Just a few weeks since launch, and Metroid Dread is still getting a lot of love. It might not be the longest game out there, and some newer gamers might lament the lack of a multiplayer feature. But for fans of classic gaming experiences, Dread illustrates modern retro-inspired titles done right. A key part of this success ties into something many developers underestimate, the controls. Metroid Dread is fast, responsive, it’s accurate, and it’s exactly what the title needed to cement it as what will undoubtedly become a classic.
The Need for Precision
As with any challenging form of competition, there are a few big common mistakes that can ruin play. In something like blackjack, as explained here, this idea could be seen in taking insurance. Anyone who knows blackjack understands that, in the long term, taking insurance is only going to hurt your odds at an enjoyable experience. While there are many examples of similar mistakes made by players in a game like roulette, craps, and baccarat, these issues lie in the hand of the player, and so they can be excused. Poor controls in video games, however, are the result of the developer, which makes them all the more difficult to accept.

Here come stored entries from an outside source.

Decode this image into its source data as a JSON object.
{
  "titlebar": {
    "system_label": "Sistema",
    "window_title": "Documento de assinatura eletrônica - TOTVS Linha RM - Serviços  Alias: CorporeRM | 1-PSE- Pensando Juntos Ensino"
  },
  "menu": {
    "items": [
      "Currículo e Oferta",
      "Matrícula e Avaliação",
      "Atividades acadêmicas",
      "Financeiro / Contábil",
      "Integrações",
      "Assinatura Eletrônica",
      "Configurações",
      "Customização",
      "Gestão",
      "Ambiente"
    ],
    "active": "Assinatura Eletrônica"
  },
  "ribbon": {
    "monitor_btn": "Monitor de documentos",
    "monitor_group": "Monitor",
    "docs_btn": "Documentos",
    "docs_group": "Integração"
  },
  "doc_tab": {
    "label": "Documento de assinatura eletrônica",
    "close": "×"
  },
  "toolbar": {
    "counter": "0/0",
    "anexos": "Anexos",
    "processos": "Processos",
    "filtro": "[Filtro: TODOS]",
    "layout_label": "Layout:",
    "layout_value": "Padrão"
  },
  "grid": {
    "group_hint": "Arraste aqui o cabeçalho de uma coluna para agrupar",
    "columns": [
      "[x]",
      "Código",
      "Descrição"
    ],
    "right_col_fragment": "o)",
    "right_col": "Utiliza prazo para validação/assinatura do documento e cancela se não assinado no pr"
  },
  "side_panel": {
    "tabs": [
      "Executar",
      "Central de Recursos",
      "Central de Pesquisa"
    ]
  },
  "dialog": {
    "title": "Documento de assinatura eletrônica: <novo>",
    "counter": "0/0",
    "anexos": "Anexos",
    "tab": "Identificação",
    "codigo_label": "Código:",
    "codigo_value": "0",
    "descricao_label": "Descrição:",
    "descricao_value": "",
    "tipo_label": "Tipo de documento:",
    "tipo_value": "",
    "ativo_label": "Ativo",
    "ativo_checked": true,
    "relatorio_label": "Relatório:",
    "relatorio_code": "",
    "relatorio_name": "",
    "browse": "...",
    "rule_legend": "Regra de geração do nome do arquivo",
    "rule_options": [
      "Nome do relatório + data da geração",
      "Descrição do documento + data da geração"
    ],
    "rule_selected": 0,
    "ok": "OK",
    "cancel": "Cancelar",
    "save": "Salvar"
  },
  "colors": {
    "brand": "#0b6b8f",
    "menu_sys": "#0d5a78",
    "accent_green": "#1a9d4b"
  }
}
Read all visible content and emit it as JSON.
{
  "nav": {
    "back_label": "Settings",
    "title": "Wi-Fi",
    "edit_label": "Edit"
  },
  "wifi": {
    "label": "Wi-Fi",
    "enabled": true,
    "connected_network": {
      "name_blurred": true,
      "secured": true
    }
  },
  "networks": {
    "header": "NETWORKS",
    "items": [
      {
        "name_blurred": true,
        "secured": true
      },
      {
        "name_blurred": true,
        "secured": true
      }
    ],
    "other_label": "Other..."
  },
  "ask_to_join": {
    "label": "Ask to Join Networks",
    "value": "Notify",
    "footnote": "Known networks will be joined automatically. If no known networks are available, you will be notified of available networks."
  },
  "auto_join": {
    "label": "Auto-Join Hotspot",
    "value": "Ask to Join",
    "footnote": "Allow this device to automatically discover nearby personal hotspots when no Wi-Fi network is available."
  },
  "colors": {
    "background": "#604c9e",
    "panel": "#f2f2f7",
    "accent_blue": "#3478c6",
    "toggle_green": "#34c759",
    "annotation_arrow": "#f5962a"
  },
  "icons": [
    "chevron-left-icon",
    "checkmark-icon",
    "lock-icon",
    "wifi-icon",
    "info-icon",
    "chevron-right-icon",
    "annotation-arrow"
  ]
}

Controls in a 2D or 3D space demonstrate the connection between a player and character. Even if the game looks amazing, as in Red Dead Redemption 2, a character that moves slowly can pull the player out of the experience, creating an appreciable disconnect. This issue is only exacerbated when a game prides itself on a challenge, where feeling like you’re plodding through the mud to get anything done is never enjoyable.
Tuning for Performance
Though there are a myriad of subtleties in creating a game that feels great in a players’ hands, the two fundamental factors come down to layout and latency. The controller layout is the simple concept of placing each button function in a place that is both comfortable and makes logical sense. In a game like Metroid Dread, players are going to be hitting many buttons quickly, so any uncomfortable positions could quickly manifest as a repetitive stress injury.
In terms of logical sense, this issue only really persists for a short time when players going between different games might keep hitting the wrong buttons until their muscle memory adjusts. Though developers might be tempted to adopt a radical control scheme to set themselves apart, this is often a case of reinventing the wheel. Dread’s layout makes sense, it’s comfortable, even when mashing Shoot, and our thumbs thank us for it.
Lower latency with controls starts with reducing the disconnect of how involved we feel with a title, but it also aids in raising the skill ceiling. The less lag there is, the faster and more accurately a player can input a series of commands, and given how much a game like Dread pushes the player, low latency is an absolute necessity.
In the rush for spectacle and graphics, too often the gaming industry finds itself focussing on the wrong things. A world is only as good as our ability to interact with it, and this is a reality Metroid Dread understands perfectly. Even in a series often regarded as one of the best in gaming, Dread manages to push the envelope, and give players an experience like few others. After years of the series’ future being in doubt, we can only hope that the world and feel of Dread are a sign of things to come.